Slide 52 of 52
Notes:
It is not clear that any one approach best serves all applications.
Each has distinct advantages and disadvantages, and both relational and OO approaches are evolving rapidly now. It is important to recognize and understand the trade-offs in each approach, and fit those trade-offs to your application requirements.
The greatest immediate GIS issue in 1998 is not the OO v.R issue, but the provision of secure, distributed GIS data repositories and WWW access capabilities. As it happens, these are both areas where the OO approach has very significant potential advantages, but we will have to see whether the OO GIS vendors can turn this potential into practical products faster than much bigger companies who are throwing money and resources at staying ahead despite their innate disadvantages.

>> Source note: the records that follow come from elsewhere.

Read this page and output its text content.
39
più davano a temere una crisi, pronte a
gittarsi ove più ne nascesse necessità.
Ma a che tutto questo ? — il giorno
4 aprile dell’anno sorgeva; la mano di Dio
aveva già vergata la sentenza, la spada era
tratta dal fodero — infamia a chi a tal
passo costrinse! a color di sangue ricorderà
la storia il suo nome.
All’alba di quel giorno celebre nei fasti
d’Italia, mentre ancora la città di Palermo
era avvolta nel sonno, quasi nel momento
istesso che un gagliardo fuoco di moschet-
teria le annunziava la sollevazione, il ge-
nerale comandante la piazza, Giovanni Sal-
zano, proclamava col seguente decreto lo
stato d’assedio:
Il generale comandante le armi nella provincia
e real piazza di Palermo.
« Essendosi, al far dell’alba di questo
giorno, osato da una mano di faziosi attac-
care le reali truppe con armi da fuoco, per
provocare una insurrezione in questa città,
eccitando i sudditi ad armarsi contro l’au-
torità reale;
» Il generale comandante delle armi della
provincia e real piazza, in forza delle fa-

ISO TC211 and OGC are developing standards, but we know that a 'full set' to cover a commercially sensible amount of a product such as Gothic cannot be done within 10 years. Also, this 'full set' covers several quite different levels of abstraction and overlaps significantly with non-spatial data warehousing and with generic WWW proposals, e.g. unique identity, metadata, catalogues etc.
Thus we can confidently expect that the entire software landscape will be radically different before and if the full OGC 'componentisation' architecture is available. One possibility is 'Java everywhere' coupled with generic middleware and replication which could entirely hide the current distinction between fat and thin servers.